25.5
When the fear begins to subside comes the anger, rising like
Vesuvian magma under the unsuspecting twin cities, melting away what’s left of
the terror with righteous indignation. How dare the Creator write a role for
which she did not give consent? There was no need to drag her away from her
humanity into this dance between the immortals. What possible cause could they
cite for the theft of her humanity when for thousands of years it was
understood they despised the half-caste offspring of mortals and angels, going so
far as the destroy all but a handful of people in the blanket destruction of
all life on the surface. It was akin to a farmer finding a caterpillar on a
lettuce and burning the whole field because of it, and them blaming the lettuce.
Not only the Creator, either, but all those angels who
thought they could manipulate the world into giving up their souls, for taking
them without consent; for the rape of the spirits of humanity for their own
personal gain. The Fallen Ones, too, for standing by and quietly bleeding souls
away from Heaven, storing them away in Hell like charging up a great battery to
what? Cut a swathe through Heaven and take the places of the angels up there?
The Four were no better than the angels, well, three of
them, anyway. Was she still the fourth in this scenario? The mantle had tried
to claim her, took and almost destroyed Paul, then abandoned him for a Nephilim
released only because her true nature had been concealed from her all of her
life. How could the Four so easily accept the Nephilim as replacement for the
original Famine? It was like the Beatles re-forming with some old geezer standing
in as John Lennon after he’d been murdered with the attitude of Loki of the
Avengers saying “Very sad… Anyway…”
And the mantle of Knowledge? What gave it the right to
choose her? At least if she’d become host to the mantle of Famine she would
have the satisfaction of becoming what she once was, not something new, not
mentioned in the old writings. What use could she be in standing between the
Four and humanity? And why had she accepted it? Was it merely Hubris? Spite
because Famine had chosen the Nephilim and left her behind, coughing in the
metaphorical dust of its passing?
Roisin clenches her fists. “I didn’t ask for this,” she says
again, but this time the words have teeth, and she is the Jaw that Bites.

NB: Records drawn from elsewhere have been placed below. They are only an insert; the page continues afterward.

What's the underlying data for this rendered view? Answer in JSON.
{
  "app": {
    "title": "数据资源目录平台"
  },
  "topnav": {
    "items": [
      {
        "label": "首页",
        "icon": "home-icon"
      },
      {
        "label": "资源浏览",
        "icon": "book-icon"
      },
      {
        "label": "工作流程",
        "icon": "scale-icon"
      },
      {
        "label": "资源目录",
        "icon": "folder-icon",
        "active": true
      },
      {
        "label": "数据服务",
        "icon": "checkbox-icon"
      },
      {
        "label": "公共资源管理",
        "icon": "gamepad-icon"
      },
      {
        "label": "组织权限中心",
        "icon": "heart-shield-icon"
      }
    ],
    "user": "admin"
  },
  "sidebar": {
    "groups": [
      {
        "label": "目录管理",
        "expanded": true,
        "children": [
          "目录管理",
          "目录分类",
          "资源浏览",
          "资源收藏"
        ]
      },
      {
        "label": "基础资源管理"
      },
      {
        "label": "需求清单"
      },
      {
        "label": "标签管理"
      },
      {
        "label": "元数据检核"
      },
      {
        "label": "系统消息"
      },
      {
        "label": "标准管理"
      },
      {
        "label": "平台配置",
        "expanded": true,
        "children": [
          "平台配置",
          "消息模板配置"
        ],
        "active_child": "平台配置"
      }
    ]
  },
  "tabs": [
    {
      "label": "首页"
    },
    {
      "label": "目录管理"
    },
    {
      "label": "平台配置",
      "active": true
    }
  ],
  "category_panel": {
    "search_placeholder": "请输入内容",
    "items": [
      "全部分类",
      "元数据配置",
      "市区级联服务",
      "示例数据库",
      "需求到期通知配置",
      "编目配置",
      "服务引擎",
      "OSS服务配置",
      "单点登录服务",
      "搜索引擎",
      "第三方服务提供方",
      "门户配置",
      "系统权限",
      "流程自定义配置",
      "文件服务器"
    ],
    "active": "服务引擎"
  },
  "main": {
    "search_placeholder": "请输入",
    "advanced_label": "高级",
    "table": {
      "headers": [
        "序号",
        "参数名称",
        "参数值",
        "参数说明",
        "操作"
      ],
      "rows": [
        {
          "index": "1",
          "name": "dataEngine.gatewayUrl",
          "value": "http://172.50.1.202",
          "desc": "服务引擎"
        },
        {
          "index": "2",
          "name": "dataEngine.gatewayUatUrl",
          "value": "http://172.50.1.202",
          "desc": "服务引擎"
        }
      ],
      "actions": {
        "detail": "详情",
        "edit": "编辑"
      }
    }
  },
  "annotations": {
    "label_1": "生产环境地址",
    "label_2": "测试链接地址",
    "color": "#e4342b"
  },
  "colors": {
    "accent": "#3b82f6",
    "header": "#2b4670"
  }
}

Astaroth smiles faintly. “No one ever does.”
And, finally, she feels acceptance. She is neither calm, nor
at peace, but there is a quiet inevitability to the set of her expression; a ‘what
the fuck’ air of ‘You gave me this, you have to deal with the consequences.’ She’s
right, of course. If they thought they were getting an obedient Angel they could
adapt to their will, they had another think coming. If she was Justice, she
would mete it out as she decided. There were no rules to Justice but what she
deemed was to right thing to do, and that morality was forged and developed
upon the anvil of being human. It they were expecting Divine Justice then they could
get stuffed. The only Justice they were getting was her justice, and though she
was burdened – blessed? – by the mantle of Knowledge, she had seen enough
injustice in the world to know what was right from what was wrong, and no
matter how much they had tried to indoctrinate her as a Christian, Knowledge
was more ancient than even the Creator thought it was.
The mantle has revealed her to herself, and what she sees is
a woman who has been standing between worlds her entire life — long before she
lost her mantle, long before she became human, long before she met Paul and Steve.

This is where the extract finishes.